One of those plaintiffs is a Soros project called Journalism Development
Network (JDN), which received $4.4
million from OSF in 2023 alone, according to records uncovered by
Judicial Watch. The Maryland-based nonprofit that claims to support a
global consortium of journalists has also received over $6.5
million from the State Department and USAID since 2020. JDN is the
corporate name of the vehemently anti-Trump Organized
Crime and Corruption Reporting Project and the two operate under
the same Employee Identification Number (EIN) in official Internal Revenue
Service (IRS) records obtained by Judicial Watch. A JDN spokesperson called
the funding cut an illegal action that deprives small investigative media
in low-income countries the funds they desperately need to operate. The
recently filed lawsuit has another plaintiff, a New York-based nonprofit
calledAIDS
Vaccine Advocacy Coalition (AVAC) that strives for a world without
AIDS and with global health equity.
USAID has authority under federal law and the terms of foreign aid
contracts to stop payments, Deputy Administrator Peter Marocco writes in a
court document filed
in the case. The agency took action to ensure funds are not being used for
fraudulent purposes and it will continue to examine outgoing payments,
Marocco writes. “Historically, USAID had limited, and insufficient
payments control or review mechanisms,” the court filing reads.

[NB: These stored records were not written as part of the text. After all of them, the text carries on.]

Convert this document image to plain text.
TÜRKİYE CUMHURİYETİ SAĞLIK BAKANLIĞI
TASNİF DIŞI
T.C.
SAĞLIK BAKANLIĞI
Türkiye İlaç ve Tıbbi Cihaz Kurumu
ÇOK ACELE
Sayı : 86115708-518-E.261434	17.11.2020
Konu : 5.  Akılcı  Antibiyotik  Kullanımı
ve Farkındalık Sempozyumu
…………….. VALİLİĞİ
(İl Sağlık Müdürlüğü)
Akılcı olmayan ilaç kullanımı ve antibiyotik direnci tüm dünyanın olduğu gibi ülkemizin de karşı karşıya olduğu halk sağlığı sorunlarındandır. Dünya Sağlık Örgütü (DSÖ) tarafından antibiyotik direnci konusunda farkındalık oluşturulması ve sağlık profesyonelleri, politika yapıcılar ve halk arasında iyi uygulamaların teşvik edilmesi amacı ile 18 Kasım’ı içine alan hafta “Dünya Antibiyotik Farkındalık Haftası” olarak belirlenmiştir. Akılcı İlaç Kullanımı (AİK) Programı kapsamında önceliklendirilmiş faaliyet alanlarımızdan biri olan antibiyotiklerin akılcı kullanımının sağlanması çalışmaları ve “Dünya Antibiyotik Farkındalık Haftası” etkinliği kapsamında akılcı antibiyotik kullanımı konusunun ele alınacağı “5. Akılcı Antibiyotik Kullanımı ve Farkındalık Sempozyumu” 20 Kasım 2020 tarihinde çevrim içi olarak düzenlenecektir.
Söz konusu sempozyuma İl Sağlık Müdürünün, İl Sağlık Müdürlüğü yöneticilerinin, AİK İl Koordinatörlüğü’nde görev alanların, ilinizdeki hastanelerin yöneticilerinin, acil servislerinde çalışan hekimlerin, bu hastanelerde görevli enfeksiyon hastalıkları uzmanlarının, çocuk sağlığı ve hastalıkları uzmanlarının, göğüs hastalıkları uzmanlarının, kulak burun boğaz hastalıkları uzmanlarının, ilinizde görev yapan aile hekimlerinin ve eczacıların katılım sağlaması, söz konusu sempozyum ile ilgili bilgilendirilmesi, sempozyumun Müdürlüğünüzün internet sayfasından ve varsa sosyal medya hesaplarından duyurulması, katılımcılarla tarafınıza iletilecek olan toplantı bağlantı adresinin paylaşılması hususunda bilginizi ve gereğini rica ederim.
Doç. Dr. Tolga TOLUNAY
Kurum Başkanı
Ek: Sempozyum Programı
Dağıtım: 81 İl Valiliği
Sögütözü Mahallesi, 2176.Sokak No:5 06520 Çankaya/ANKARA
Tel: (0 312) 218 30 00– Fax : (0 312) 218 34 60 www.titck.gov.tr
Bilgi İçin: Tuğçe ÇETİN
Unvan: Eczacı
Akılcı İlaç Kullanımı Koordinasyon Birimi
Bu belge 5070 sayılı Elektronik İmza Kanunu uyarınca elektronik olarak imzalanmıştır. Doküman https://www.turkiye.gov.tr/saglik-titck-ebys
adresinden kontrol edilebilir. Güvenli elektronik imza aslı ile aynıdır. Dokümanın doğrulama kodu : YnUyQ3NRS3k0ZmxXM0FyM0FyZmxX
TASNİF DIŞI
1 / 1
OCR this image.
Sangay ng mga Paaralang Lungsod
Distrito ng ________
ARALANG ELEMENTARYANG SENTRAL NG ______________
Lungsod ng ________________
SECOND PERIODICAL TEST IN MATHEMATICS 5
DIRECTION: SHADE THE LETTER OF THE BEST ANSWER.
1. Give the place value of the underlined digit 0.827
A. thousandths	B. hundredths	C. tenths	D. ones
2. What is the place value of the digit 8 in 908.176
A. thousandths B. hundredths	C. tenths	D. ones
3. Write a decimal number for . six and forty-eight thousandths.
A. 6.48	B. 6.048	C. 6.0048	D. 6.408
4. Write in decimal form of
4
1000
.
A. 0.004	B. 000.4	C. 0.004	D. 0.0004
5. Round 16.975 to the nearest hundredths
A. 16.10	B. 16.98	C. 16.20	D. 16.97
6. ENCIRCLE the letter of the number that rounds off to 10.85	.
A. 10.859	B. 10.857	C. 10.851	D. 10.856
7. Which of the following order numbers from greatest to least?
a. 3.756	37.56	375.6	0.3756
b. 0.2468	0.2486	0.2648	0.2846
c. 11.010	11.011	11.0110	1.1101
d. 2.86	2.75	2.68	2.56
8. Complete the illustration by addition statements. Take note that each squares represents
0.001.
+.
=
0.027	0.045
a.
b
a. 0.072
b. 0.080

“Certifying officers pushed out payments—or grantees directly drew down
on letters of credit or other facilities—and the system automatically
processed those payments, without sufficient opportunity for payments
integrity or program review. Under that legacy system, USAID employees were
unable to adequately identify basic information about specific payments,
such as the programs with which specific payments were associated. After
Trump’s order halting foreign aid funding USAID staff were unable to
identify which payments were associated with particular enumerated accounts
or programs, Marocco further reveals. “These system deficiencies and
inability to provide complete information led to serious questions about
waste, fraud, abuse, and even illegal payments,” the filing states.
“The lack of sufficiently effective controls of an integrated payments
review process has led to significant payment delays in some cases and has
placed certain USAID programs at risk of catastrophic failure.”